Examining this paradox of nationalism in China today, it becomes apparent that any future political change must start from cultural change. This would allow for a wider and considerably more open airing of viewpoints beyond the current politically correct, nationalist perspective. But such cultural change remains highly unlikely so long as a party that relies upon nationalist ideology for legitimation remains in power. [Source]
Authorities clearly recognize some potential hazard, particularly when nationalism spills offline. A leaked media directive in July warned outlets “once again, for the near future, do not hype or spread information related to illegal rallies and demonstrations,” coinciding with the KFC/South China Sea protests. Around the same time, Peking University implemented “wartime stability procedures” to “prevent large-scale gatherings, demonstrations, or even extreme behavior,” or “non-university persons with ulterior motives […] coming onto campus and making trouble.”
Back at Sixth Tone, Zhang Weiyu of the National University of Singapore has examined the apolitical origins of Little Pinkish crusades in music and literary fandom, and the transference of fan attitudes to the political arena. Zhang objected to the way “international media were keen to portray little pinkos as blind followers of the ‘red’ Communist Party”; in a recent essay at The World Post, Jeffrey Wasserstrom and Kate Merkel-Hess similarly warned that “we must be careful […] to guard against conflating Chinese nationalism with agreement with the government.” Meanwhile, at Global Times, University of Hong Kong doctoral candidate Xu Bijun argued recently that the “Chinese owe no apologies for nationalism.”

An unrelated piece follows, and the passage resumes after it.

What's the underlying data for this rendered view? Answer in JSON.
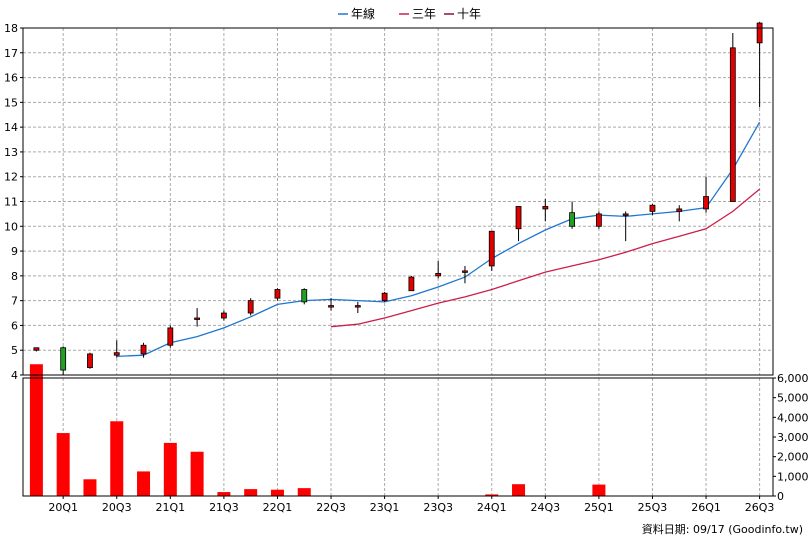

At the University of Nottingham’s China Policy Institute Analysis Blog, Guobin Yang discussed the Little Pinks’ use of English translation as an apparent (and apparently successful) “cry for global attention.” He also noted their deployment of classical references and biaoqing bao, or “emoji packs.” See more on the biaoqing bao phenomenon, including their utility for “non-committal political dialogue,” from Nanjing University’s Chen Jing at Sixth Tone and from Christina Xu at Motherboard.